Mostra documentaria del pensiero economico-politico pugliese dei secc. XVI-XX. Catalogo. Bari, 1951, p. 59 and pl. VII. The correct identity of Suavio was known to the compiler of this catalogue, Beniamino d'Amato.

[3]

As Beniamino d'Amato (n. 2 supra), and Fernanda Ascarelli, La Tipografia Cinquecentina Italiana, Firenze, 1953, p. 116. They do not, however, quote an authority.

[4]

Giovanni Bernardino Tafuri, Istoria degli scrittori nati nel Regno di Napoli, tom. 3, pt. 1, Napoli, 1750, pp. 163-5. Tafuri does not mention the Operette.

[5]

G. Lepreux, Gallia typographica.
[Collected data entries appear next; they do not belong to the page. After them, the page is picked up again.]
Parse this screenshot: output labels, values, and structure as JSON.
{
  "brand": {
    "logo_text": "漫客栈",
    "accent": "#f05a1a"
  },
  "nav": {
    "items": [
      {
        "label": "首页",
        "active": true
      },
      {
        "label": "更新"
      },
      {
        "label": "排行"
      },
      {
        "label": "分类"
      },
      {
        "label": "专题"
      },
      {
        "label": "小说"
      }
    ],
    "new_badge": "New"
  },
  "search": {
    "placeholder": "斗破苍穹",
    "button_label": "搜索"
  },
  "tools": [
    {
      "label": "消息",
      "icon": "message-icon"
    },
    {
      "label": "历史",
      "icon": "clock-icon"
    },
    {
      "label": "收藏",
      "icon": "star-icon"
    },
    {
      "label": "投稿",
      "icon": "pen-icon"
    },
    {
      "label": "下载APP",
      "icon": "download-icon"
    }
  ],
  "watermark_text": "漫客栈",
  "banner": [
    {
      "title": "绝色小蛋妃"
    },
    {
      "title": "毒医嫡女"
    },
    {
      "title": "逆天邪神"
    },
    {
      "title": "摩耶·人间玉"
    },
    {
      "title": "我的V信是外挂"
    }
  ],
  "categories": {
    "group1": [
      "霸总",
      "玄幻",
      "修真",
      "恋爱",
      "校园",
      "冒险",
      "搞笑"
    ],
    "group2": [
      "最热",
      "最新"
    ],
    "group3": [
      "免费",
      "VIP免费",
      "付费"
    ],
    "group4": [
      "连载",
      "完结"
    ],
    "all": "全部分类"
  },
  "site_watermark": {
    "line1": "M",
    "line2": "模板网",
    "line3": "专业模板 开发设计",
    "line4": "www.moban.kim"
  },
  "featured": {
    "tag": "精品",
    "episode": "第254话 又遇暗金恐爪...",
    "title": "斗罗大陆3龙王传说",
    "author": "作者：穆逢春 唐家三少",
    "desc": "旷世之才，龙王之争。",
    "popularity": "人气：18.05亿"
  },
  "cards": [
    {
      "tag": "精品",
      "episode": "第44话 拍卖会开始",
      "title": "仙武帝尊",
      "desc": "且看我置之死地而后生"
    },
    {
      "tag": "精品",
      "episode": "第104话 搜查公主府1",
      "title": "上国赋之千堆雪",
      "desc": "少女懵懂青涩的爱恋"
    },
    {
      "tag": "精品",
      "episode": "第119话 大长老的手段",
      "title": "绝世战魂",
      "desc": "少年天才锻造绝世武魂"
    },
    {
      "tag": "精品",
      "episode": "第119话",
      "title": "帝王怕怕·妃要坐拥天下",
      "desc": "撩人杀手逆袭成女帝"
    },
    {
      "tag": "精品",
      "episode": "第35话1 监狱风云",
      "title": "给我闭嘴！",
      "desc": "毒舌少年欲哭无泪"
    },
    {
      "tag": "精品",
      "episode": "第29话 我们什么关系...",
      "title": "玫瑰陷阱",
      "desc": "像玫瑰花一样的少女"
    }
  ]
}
Série départementale, tom. 3, vol. 2 (Normandie), Paris, 1912, p. 81.

[6]

E. Frère, Manuel du bibliographe normand, tom. 2, Rouen, 1858, p. 337.

[7]

Max Sander, Le Livre à figures italien depuis 1467 jusqu' à 1530, tom. 3, Milan, 1942, p. 1229, no. 7107, and tom. 6, illustration 746. The book technically falls outside the period covered by Sander's title which is however loosely-worded.

[8]

However, the copy in the Bibliothèque Nationale at Paris and the Laterza copy in Bari, I have ascertained, contain the same cut as the B. M. volume.